City of Silverton (3/13/17) – City Council urges the Oregon legislature, in the 2019 session, to refer to the voters a measure creating an equitable, comprehensive, affordable, high quality, publicly funded health care system serving everyone in Oregon. The system should be transparent and accountable, involve meaningful public participation, and be affordable for families, businesses, and society. A copy of the resolution is available HERE.
City of Eugene (4/19/17) – Eugene passed (6 to 1) a resolution saying, “The Eugene City Council urges the Oregon legislature, in the 2017 session, to create a transparent public process to design a healthcare system that provides timely access to comprehensive health care for all Oregon residents with equitable access, ensures choice of providers, has effective cost controls, and has a focus on preventative care.
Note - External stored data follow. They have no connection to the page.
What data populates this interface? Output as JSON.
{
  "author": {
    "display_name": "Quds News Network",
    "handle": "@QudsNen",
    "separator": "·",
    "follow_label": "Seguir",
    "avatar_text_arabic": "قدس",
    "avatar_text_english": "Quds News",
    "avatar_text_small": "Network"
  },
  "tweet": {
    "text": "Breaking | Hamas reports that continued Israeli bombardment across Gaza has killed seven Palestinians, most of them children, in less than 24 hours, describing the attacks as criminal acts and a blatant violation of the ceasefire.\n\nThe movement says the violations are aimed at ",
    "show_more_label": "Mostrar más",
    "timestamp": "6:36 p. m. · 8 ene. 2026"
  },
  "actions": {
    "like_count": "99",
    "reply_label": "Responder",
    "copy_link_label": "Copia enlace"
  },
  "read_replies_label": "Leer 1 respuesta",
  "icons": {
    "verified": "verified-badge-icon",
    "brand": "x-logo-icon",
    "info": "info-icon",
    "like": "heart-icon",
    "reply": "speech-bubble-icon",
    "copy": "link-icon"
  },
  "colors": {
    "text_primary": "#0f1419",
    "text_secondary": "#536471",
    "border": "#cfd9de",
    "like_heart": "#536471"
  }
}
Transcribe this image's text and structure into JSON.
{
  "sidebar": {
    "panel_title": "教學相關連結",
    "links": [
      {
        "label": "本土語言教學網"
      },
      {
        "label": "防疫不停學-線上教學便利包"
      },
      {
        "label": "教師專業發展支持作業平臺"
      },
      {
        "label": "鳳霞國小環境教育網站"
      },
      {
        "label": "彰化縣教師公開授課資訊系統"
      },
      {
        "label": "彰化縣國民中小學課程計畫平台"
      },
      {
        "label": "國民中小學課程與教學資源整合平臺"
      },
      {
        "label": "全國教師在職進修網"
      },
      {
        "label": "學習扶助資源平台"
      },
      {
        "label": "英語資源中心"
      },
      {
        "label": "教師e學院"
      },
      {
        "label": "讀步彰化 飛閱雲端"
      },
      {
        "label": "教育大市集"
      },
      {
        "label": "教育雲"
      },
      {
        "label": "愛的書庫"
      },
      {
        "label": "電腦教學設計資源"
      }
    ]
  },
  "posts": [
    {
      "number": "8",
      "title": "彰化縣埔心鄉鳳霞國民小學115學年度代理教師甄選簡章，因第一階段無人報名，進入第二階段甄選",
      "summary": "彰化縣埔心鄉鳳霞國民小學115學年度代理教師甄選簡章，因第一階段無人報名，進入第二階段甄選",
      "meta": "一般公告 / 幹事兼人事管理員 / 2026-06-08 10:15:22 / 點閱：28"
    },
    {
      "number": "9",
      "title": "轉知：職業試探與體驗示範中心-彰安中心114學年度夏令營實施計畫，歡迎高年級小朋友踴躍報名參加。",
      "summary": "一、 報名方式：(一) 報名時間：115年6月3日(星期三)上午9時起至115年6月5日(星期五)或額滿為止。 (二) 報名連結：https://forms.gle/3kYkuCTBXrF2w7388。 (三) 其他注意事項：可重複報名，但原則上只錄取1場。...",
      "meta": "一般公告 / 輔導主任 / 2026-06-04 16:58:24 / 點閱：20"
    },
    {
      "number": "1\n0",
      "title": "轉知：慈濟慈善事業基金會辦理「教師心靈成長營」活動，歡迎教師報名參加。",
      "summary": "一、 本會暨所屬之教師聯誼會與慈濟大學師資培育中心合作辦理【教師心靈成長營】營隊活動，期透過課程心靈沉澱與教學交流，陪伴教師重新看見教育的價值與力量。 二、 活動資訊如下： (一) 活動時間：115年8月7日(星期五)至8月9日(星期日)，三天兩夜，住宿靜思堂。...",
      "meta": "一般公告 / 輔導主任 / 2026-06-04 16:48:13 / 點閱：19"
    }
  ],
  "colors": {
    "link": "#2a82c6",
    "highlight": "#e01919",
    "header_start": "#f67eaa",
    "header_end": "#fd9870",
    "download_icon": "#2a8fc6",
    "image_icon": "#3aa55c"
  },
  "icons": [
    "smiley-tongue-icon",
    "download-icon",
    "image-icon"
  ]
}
The process should begin with information and recommendations from the study authorized by HB 2828 from the 2015 legislative session, which investigated the financing system to best meet the criteria described in chapter 712, Oregon laws 2013. The proposed system should be affordable for families, businesses, and society, and should be enacted or referred to the voters in a timely manner.” A full copy of the resolution can be found HERE,
City of Talent (5/17/17) – A Resolution to support cost-effective high qualitry health care for all Oregonians. See copy of Resolution text HERE.
City of Milwaukie (10/3/17) – I'm proud to let you know that Milwaukie City Council unanimously passed a strong resolution supporting universal health care: .The City of Milwaukie urges the Governor and the Oregon State Legislature to provide equitable, comprehensive, affordable, high quality, publicly funded, universal health care coverage serving everyone in Oregon, in a manner that is transparent and accountable, involves meaningful public participation, and is affordable to families, businesses, and society. A copy of the resolution and accompanying fact sheet is available HERE. -- Mark Gamba Mayor of Milwaukie,
Local Resolution Strategy
HCAO’s new strategic plan has an action that we hope many activists will help with immediately – getting local resolutions from municipalities, counties, and perhaps school boards. A local resolution could be in support of an appropriate response by the state to the HB 2828 study, or it could be more general support of the sort of universal health care system we want.
Purpose – Local resolutions can serve HCAO in several different ways
a. Support a push for the state to respond appropriately to the HB 2828 study, or to support the general notion of an equitable, comprehensive, affordable, publicly funded, high quality health care system serving everyone in Oregon and eventually the United States.
b. A campaign for local resolutions can have powerful effects in building local solidarity and enthusiasm among HCAO members and supporters and in generally recruiting new supporters.
c. The most powerful local resolution will involve as many people as possible in the conversation. Convincing a local government to pass a resolution by gathering many signatures (informal, not as a filed initiative) can open dialogue with many. Even better is convincing the local body to put the resolution on the local ballot to involve voters. In a few (but not most) localities, this can be done by initiative petition.
2. How to do the campaign – Mobilization, Education, and Communications committees will work with the Legislative committee to help local groups with this task. Suggested steps to take for a successful campaign. If you have questions, contact Charlie Swanson.
3. Content of a resolution – The text of the successful resolutions listed above can be used as templates for further proposed resolutions. It is reasonable to mix and match individual clauses as appropriate.
4. Where should HCAO seek local initiatives? Everywhere in Oregon where activists think it would be useful. The resolutions could be from a city, a county, or an organization.